Yezierska, Anzia. Salome of the Tenements. New York: Boni and Liveright, (1923).

8vo.; green cloth, pictorially stamped in yellow and black with lower east side tenement vista design; edges lightly rubbed; vivid pictorial dust-jacket showing the heroine clutching her arms to her chest, an open-air urban food bazaar behind her; jacket lightly used, occasionally chipped.

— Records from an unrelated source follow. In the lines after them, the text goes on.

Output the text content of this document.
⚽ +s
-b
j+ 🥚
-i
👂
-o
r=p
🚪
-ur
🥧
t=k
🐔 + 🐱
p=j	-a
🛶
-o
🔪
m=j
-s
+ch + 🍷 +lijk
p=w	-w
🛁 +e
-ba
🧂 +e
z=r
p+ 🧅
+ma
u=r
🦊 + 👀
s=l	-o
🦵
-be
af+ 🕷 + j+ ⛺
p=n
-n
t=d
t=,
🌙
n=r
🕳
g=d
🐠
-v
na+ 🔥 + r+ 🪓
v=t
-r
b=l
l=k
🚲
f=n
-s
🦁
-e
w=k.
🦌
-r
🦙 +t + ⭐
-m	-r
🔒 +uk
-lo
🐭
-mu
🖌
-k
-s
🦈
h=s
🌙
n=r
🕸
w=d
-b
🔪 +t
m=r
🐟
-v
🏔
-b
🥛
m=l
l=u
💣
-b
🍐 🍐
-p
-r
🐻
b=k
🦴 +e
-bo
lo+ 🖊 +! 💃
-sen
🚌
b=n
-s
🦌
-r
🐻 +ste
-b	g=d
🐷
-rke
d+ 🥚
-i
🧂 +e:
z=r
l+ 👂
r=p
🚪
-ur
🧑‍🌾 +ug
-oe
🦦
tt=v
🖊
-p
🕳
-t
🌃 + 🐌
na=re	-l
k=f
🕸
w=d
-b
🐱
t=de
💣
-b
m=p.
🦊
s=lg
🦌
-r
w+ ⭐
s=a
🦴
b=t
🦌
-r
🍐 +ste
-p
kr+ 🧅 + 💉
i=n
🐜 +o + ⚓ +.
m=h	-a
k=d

First edition of Anzia Yezierska’s second book and her first novel, preceded by Hungry Hearts, a short story collection that appeared in 1921. In Salome of the Tenements Yezierska tells the story of Sonya Vrunsky, a poor Jewish girl from the Lower East Side who becomes the wife of John Manning, a prominent Anglo-Saxon millionaire and philanthropist. (The Manning character was based on John Dewey, Yezierska’s benefactor with whom she had a long and ambivalent relationship). The novel revolves around Mrs. Manning’s discovery that her aspirations and values are in conflict with those of her husband. At the book’s conclusion Sonya has left her husband and begun an independent life as a dress designer.

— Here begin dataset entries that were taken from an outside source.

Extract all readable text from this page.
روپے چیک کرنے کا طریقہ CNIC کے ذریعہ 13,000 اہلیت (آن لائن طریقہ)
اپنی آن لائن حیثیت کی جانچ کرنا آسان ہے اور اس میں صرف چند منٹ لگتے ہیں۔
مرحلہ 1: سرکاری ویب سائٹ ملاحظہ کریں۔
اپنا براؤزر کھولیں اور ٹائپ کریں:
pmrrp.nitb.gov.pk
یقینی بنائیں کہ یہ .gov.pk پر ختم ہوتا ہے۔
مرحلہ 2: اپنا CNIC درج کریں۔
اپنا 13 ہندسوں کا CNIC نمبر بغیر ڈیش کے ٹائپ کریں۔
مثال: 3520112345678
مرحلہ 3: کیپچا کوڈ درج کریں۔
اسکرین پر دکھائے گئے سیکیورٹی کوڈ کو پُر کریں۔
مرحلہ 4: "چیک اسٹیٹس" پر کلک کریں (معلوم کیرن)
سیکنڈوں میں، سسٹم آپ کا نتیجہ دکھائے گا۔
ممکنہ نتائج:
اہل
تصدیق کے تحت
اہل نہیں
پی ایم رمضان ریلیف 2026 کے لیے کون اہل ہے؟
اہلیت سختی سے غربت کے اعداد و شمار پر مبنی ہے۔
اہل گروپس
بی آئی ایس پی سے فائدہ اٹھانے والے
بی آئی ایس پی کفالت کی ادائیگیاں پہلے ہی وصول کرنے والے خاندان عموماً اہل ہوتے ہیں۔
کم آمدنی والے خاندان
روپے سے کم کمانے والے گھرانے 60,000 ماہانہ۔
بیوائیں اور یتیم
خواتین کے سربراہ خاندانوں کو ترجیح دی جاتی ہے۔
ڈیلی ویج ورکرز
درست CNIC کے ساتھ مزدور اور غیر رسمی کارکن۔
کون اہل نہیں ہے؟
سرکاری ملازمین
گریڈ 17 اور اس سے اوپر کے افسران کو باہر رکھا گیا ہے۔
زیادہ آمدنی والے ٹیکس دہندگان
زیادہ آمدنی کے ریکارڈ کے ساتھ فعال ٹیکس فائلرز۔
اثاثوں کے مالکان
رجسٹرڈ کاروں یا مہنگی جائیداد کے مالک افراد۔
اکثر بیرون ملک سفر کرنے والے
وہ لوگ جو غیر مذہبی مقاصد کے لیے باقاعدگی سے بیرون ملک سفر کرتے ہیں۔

Anzia Yezierska was born in 1885 in a mud hut in Plinskk on the Russian-Polish border. In 1901 she emigrated to the United States. With no formal education, she took work as a sweatshop worker, a laundress, a waitress, and a live-in housekeeper. In 1903, Yezeirska received a scholarship to attend Columbia University. That same year, she boldly left her husband and daughter to pursue a career as a writer. Notwithstanding her language difficulties with English (in which she had never been officially trained), Yezierska began to write stories depicting the harsh life lived by Jewish emigrants in New York’s Lower East Side. In 1918 Metropolitan magazine published Yezierska’s short story, “Where Lovers Die.” A year later, Yezierska’s “The Fat of the Land” was acclaimed by Edward O’Brien as “the finest imaginative contribution to the short story” of that year and was consequently published in The Century Magazine. “The Fat of the Land” dealt with the sorts of themes that would concern Yezierska throughout her lifetime: in it, she illustrated the plight of a hard working Jewish immigrant single mother who is rejected by her Americanized, better educated, children.

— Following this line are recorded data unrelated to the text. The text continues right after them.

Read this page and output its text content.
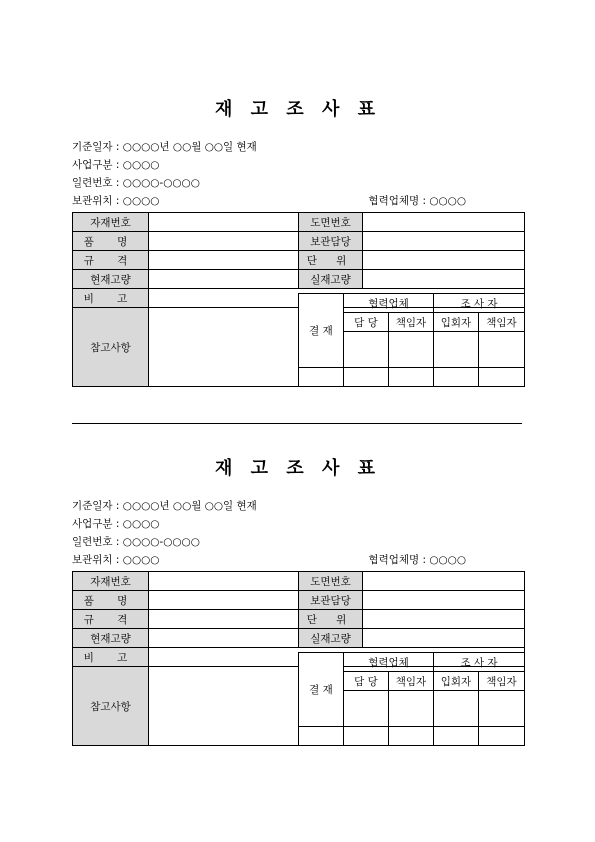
재 고 조 사 표
기준일자 : ○○○○년 ○○월 ○○일 현재
사업구분 : ○○○○
일련번호 : ○○○○-○○○○
보관위치 : ○○○○	협력업체명 : ○○○○
자재번호		도면번호	
품 명		보관담당	
규 격		단 위	
현재고량		실재고량	
비 고	
참고사항	
결 재	협력업체	조 사 자
담 당	책임자	입회자	책임자

재 고 조 사 표
기준일자 : ○○○○년 ○○월 ○○일 현재
사업구분 : ○○○○
일련번호 : ○○○○-○○○○
보관위치 : ○○○○	협력업체명 : ○○○○
자재번호		도면번호	
품 명		보관담당	
규 격		단 위	
현재고량		실재고량	
비 고	
참고사항	
결 재	협력업체	조 사 자
담 당	책임자	입회자	책임자
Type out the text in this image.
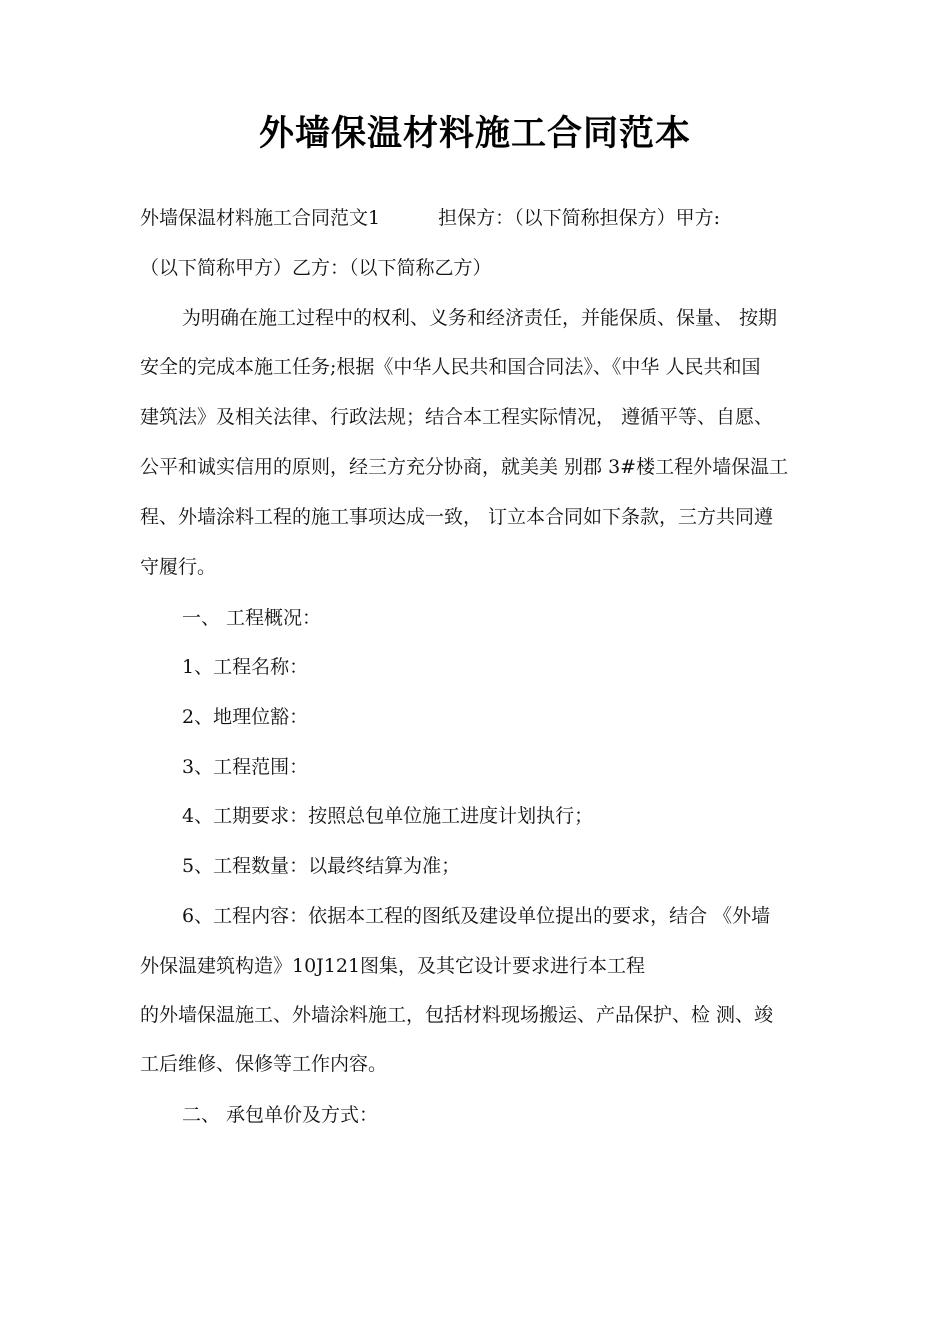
外墙保温材料施工合同范本
外墙保温材料施工合同范文1	担保方：（以下简称担保方）甲方:
（以下简称甲方）乙方：（以下简称乙方）
为明确在施工过程中的权利、义务和经济责任，并能保质、保量、 按期
安全的完成本施工任务;根据《中华人民共和国合同法》、《中华 人民共和国
建筑法》及相关法律、行政法规；结合本工程实际情况， 遵循平等、自愿、
公平和诚实信用的原则，经三方充分协商，就美美 别郡 3#楼工程外墙保温工
程、外墙涂料工程的施工事项达成一致， 订立本合同如下条款，三方共同遵
守履行。
一、 工程概况：
1、工程名称：
2、地理位豁：
3、工程范围：
4、工期要求：按照总包单位施工进度计划执行；
5、工程数量：以最终结算为准；
6、工程内容：依据本工程的图纸及建设单位提出的要求，结合 《外墙
外保温建筑构造》10J121图集，及其它设计要求进行本工程
的外墙保温施工、外墙涂料施工，包括材料现场搬运、产品保护、检 测、竣
工后维修、保修等工作内容。
二、 承包单价及方式：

Yezierska went on to publish several other books, including Children of Loneliness (1923), Bread Givers (1925), Arrogant Beggars (1927), All I Could Never Be (1932), and Red Ribbon on a White Horse (1950). None of these later works, however, earned her the notoriety of her first two books. Yezierska’s work is notable for her strong female characters and for her multi-dimensional portrayal of Jewish immigrant experience from a female point of view. Her fictions often contain muted (or not so muted) criticisms of orthodox and patriarchal Jewish attitudes towards women. According to Rosenbach, Yezierska was commonly referred to as “Queen of the Ghetto” in recognition of her realistic documentation of female Jewish emigrant life (UJE, Vol. 10, 597).